Most painfully, I have spoken cruelly, looking to gain power and leverage over conversations rather than understanding and being. In my classes at Fullerton, my attachment to the image of intelligence and my own intellectual insecurities left me isolating those I thought were intelligent, believing everything to be competitive. I would often ask questions not to seek my own enlightenment, but rather to stump the instructor or prove to others something I was unable to prove to myself: that I was smart enough. Even later in my life, I would permit myself anger, aggression, or cruelty for the sake of the outcome, often allowing myself to taunt or berate people only if it left me feeling in control or attached to an image of superiority. This failing, more than any other, continues to haunt me as I dive deeper into my practice, especially when I am not consciously practicing. It is clear I have so much growth left.

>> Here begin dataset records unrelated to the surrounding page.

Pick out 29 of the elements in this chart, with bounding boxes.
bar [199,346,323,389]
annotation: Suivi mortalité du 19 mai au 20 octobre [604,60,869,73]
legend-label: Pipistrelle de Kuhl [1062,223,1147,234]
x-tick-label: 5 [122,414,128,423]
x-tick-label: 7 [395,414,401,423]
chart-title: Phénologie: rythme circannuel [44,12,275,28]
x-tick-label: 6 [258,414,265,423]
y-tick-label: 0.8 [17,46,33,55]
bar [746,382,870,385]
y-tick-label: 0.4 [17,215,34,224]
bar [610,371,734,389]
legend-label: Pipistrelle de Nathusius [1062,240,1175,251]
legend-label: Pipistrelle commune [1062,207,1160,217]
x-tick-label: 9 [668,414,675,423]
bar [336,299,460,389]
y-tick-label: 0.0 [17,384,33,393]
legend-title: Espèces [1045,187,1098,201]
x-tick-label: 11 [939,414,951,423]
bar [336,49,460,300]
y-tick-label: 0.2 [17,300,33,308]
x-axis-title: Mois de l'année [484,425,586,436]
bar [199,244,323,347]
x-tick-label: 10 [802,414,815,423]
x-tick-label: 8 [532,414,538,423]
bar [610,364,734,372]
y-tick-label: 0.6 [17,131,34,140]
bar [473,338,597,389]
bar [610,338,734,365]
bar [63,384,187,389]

But such is the way, and such is the path. I would be discounting the significance of all of the experiences in my life so far that have, ultimately, lead to much comfort and fortune. Reflecting back, I have had so much good luck and fortune despite my attachments and failings, and all of these things have also allowed me to return to my Buddhist practice with so much more vehemence than before. Moreover, I am more intellectually capable, diligent, brave, and dedicated than I ever was, meaning that while my efforts may have been driven by attachments in the past, I am able to more skillfully steer them toward the dharma now. In other words, despite my failings, I feel I need redirection rather than complete reconstruction.

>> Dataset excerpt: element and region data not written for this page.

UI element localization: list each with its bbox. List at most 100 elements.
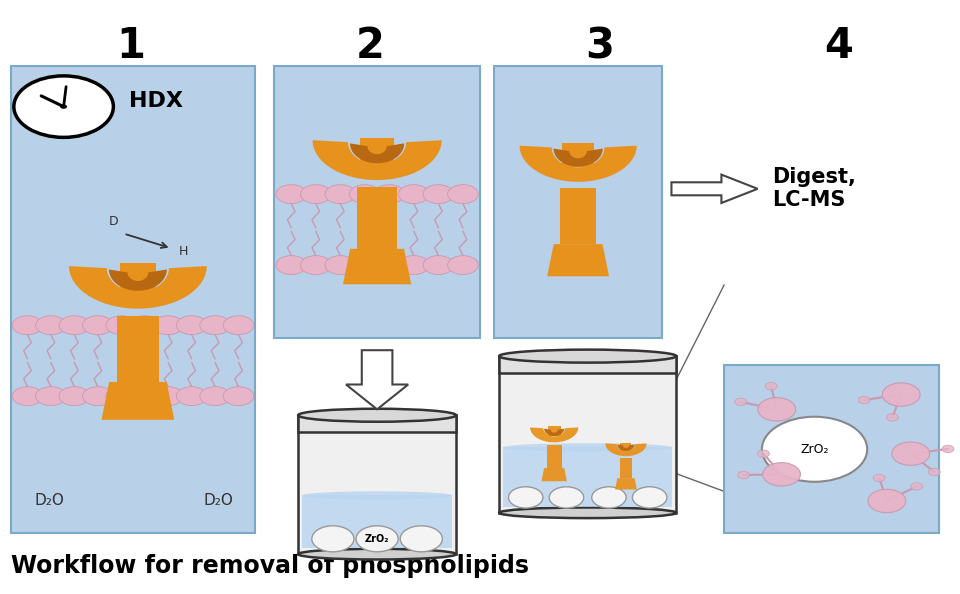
Circle shape [356, 526, 398, 552]
Circle shape [130, 387, 160, 406]
Text: D₂O: D₂O [35, 494, 64, 508]
Circle shape [106, 387, 136, 406]
Circle shape [60, 387, 89, 406]
Circle shape [762, 417, 867, 482]
Polygon shape [343, 249, 411, 285]
Polygon shape [313, 140, 442, 180]
Circle shape [374, 185, 405, 204]
Circle shape [591, 486, 626, 508]
Circle shape [398, 185, 429, 204]
Circle shape [868, 489, 905, 513]
Circle shape [762, 463, 801, 486]
Circle shape [12, 316, 43, 334]
Circle shape [447, 185, 478, 204]
Ellipse shape [299, 549, 456, 560]
Circle shape [36, 316, 66, 334]
Bar [548, 426, 561, 437]
Bar [561, 188, 596, 244]
Text: D₂O: D₂O [204, 494, 233, 508]
Circle shape [300, 185, 331, 204]
Circle shape [153, 387, 183, 406]
Circle shape [549, 486, 584, 508]
Bar [360, 138, 395, 164]
Polygon shape [544, 429, 564, 436]
Circle shape [177, 316, 207, 334]
Circle shape [130, 316, 160, 334]
Bar [620, 443, 632, 451]
Circle shape [60, 316, 89, 334]
Polygon shape [606, 443, 647, 456]
Ellipse shape [503, 443, 672, 451]
Circle shape [942, 446, 954, 453]
Ellipse shape [499, 350, 676, 362]
Bar [302, 495, 452, 548]
Polygon shape [69, 266, 206, 309]
Text: 1: 1 [116, 25, 145, 67]
Ellipse shape [302, 491, 452, 500]
Bar [299, 415, 456, 554]
Circle shape [882, 383, 920, 406]
Bar [499, 356, 676, 372]
Bar [119, 263, 156, 292]
Polygon shape [547, 244, 609, 276]
Bar [547, 445, 562, 468]
Polygon shape [617, 444, 635, 451]
Circle shape [734, 398, 747, 406]
Bar [503, 447, 672, 507]
Circle shape [886, 413, 899, 421]
FancyArrow shape [346, 350, 408, 409]
Bar [357, 187, 396, 249]
Text: HDX: HDX [129, 91, 182, 110]
Circle shape [276, 255, 306, 274]
Circle shape [153, 316, 183, 334]
Text: ZrO₂: ZrO₂ [365, 534, 390, 544]
Circle shape [325, 185, 355, 204]
Circle shape [224, 387, 253, 406]
Circle shape [911, 483, 923, 490]
Circle shape [757, 397, 796, 421]
Circle shape [60, 105, 67, 109]
Circle shape [374, 255, 405, 274]
Circle shape [276, 185, 306, 204]
Text: 2: 2 [355, 25, 384, 67]
Circle shape [633, 486, 667, 508]
Text: H: H [180, 245, 188, 258]
Text: Workflow for removal of phospholipids: Workflow for removal of phospholipids [11, 554, 529, 578]
Circle shape [423, 255, 454, 274]
Text: 3: 3 [586, 25, 614, 67]
Circle shape [892, 442, 929, 465]
Polygon shape [541, 468, 567, 481]
Bar [299, 415, 456, 432]
Polygon shape [530, 428, 578, 443]
Circle shape [400, 526, 443, 552]
Circle shape [447, 255, 478, 274]
Circle shape [325, 255, 355, 274]
Circle shape [177, 387, 207, 406]
Text: 4: 4 [825, 25, 853, 67]
Circle shape [874, 474, 885, 482]
Circle shape [312, 526, 354, 552]
Circle shape [36, 387, 66, 406]
Circle shape [349, 185, 380, 204]
Circle shape [224, 316, 253, 334]
Ellipse shape [499, 507, 676, 518]
Polygon shape [108, 270, 167, 290]
Circle shape [83, 387, 113, 406]
Circle shape [300, 255, 331, 274]
Bar [619, 459, 633, 478]
Text: D: D [109, 214, 119, 228]
Circle shape [200, 387, 230, 406]
Text: Digest,
LC-MS: Digest, LC-MS [772, 167, 855, 210]
FancyBboxPatch shape [275, 67, 480, 339]
FancyBboxPatch shape [494, 67, 661, 339]
Circle shape [106, 316, 136, 334]
Polygon shape [102, 382, 175, 420]
Circle shape [765, 383, 778, 390]
Circle shape [509, 486, 543, 508]
Circle shape [757, 450, 769, 457]
Circle shape [737, 471, 750, 479]
Polygon shape [519, 146, 636, 182]
Circle shape [13, 76, 113, 137]
Bar [563, 143, 593, 168]
Circle shape [928, 469, 940, 476]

This is my intention with this section of my website, Kinch's Gate. The same cruelty and selfishness I see in Stephen (from Ulysses) is much the same I see in myself. His brilliant is one that I admire, but I use it as a reminder that even if I were to achieve intellectual Kinchlightenment, so to speak, it would not attain me greater virtues of kindness, compassion, understanding, and happiness.
In other words, this section of my website is an extension of a practice that began some 16 years ago. While I have recently begun to meditate daily, read sutras, explore my relationship to a sangha, and more, I want to assert clearly: I have been with the dharma always. The same elements from literature that have sparked my curiosity and driven my life in positive ways have been the same overlaps found in the dharma. The same people that have inspired me are Bodhisattvas in their own right, though they may not be recognized as Bodhisattvas by name. And the groups and people I seek to be with will be my sangha, regardless of their religious creed, as we all strive for a perfection of being that will embody growth in kindness, compassion, and unity.